Systemic disease occasionally causes Menorrhagia. Systemic causes of Menorrhagia can vary from

  • Blood dyscresia,  leukemia
  • Coagulopathy, thrombocytopenic  Purpura, severe anemia
  • Thyroid dysfunctions, both hypothyroidism and hyperthyroidism
  • Early stage of genial tuberculosis
  • Von Willebrand’s disease and other blood factor deficiency states
  • Autoimmune disorders like idiopathic thrombocytopenia and systemic lupus erythomatosus;
  • Use of anticoagulants like warfarin
  • Chronic liver disease

Pelvic pathology

  • Uterine fibroids
  • Adenomyosis
  • Endometrial polyps
  • Endometriosis
  • Endometritis;
  • Presence of intra-uterine contraceptive device (IUCD)
  • Endometrial hyperplasia;
  • Rarely, endometrial cancer.

Contraceptive uses

  • IUCD
  • Poststerlisation menorrhagia
  • Progestogen – only pills

Hormonal or dysfunctional

Ovulatory

  • Irregular shedding of endometrium, irregular ripening of endometrium

Anovulatory

  • Anovulatory cycles (oestrogen withdrawl)
  • Metropathia haemorrhagica

Large submucous fibroids and pedunculated fibroid polyps are associated with the heaviest degree of loss.

Unsuspected pregnancy bleeding can present like an acute episode of Menorrhagia or complicate an ongoing chronic Menorrhagia.

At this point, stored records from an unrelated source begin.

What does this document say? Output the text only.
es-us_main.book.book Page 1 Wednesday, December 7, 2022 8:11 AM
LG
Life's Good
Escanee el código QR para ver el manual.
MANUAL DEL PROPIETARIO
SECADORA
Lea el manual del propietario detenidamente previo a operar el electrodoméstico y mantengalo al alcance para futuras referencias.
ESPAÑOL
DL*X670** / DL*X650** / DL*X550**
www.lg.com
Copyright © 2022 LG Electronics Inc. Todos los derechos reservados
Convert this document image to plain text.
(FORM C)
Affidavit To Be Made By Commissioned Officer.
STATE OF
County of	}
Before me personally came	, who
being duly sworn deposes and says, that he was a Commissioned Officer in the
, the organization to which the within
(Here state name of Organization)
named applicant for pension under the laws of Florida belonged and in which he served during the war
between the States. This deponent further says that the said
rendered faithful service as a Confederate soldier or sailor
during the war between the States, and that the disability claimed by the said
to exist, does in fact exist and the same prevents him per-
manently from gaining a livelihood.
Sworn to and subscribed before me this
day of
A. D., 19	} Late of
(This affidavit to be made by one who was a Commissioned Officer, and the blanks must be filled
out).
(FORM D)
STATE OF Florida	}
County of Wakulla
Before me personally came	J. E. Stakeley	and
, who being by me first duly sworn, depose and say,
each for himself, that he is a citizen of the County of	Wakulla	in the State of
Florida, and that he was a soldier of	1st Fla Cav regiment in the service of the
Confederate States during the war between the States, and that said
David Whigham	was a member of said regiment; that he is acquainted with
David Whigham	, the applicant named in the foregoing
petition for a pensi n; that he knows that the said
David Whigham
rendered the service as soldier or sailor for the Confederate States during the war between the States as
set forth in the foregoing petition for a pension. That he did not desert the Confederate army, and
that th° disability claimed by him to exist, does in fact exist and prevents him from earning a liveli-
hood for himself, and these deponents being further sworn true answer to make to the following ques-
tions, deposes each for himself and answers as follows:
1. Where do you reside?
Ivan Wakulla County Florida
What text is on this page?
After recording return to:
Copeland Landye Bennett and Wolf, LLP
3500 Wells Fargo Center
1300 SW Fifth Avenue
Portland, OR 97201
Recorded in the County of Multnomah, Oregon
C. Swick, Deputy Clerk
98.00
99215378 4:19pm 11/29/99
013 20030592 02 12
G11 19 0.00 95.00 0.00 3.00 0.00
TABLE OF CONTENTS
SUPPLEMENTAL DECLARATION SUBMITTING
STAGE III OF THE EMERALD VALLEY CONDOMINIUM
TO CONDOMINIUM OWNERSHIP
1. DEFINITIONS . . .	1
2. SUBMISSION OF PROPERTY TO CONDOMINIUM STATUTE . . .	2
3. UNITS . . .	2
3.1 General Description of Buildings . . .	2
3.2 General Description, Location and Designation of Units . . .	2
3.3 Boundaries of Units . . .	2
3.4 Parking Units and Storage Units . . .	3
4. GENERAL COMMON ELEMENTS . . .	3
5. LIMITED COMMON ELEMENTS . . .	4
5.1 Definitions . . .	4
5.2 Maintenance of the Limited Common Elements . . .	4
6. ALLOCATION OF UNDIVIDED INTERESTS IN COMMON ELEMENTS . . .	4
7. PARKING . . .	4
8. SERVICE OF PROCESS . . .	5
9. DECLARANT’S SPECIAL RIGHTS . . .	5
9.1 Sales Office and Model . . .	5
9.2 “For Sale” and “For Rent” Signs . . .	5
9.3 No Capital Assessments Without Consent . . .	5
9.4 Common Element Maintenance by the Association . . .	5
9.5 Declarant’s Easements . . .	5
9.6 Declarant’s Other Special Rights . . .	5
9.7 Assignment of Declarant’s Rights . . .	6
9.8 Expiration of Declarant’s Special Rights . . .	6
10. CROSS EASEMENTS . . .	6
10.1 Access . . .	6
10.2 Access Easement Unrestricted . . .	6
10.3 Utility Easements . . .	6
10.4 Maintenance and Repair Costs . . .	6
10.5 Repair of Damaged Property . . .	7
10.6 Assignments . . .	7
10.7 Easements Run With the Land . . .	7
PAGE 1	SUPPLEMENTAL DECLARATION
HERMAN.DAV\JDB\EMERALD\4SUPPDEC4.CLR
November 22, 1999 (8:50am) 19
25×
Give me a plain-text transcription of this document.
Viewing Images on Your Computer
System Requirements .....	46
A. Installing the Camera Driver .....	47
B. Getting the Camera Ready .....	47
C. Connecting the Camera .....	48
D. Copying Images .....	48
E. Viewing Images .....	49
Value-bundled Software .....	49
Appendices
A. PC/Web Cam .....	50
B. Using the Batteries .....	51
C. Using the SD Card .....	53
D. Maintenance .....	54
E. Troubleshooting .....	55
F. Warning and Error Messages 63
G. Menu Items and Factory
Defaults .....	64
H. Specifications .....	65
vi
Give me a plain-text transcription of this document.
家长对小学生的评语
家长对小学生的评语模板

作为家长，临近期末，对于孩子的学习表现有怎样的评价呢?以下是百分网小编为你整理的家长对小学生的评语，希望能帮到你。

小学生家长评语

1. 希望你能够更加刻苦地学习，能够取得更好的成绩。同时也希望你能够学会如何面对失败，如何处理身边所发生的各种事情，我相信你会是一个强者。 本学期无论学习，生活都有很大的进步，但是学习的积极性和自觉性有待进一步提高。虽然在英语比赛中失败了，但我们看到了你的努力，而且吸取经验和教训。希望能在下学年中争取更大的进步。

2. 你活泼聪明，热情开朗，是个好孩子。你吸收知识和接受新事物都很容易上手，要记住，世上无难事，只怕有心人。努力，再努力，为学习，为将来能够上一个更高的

Menorrhagia can occur in postmenopausal women taking hormone replacement therapy.

Symptoms of Menorrhagia

The word Menorrhagia means excessive flow of blood during the menstruation. In this condition the menstrual period may be regular as to time, or it may come too early, or it may last too long.

Excessive flow of blood produces paleness of face, sunken eyes, and is usually attended with lassitude, a sense of oppression in the head, wandering pains in the lack, loins, and lower extremities: sense of weight and pressure in the pelvis; chilliness, cold feet, weak sight, weak pulse and impaired appetite.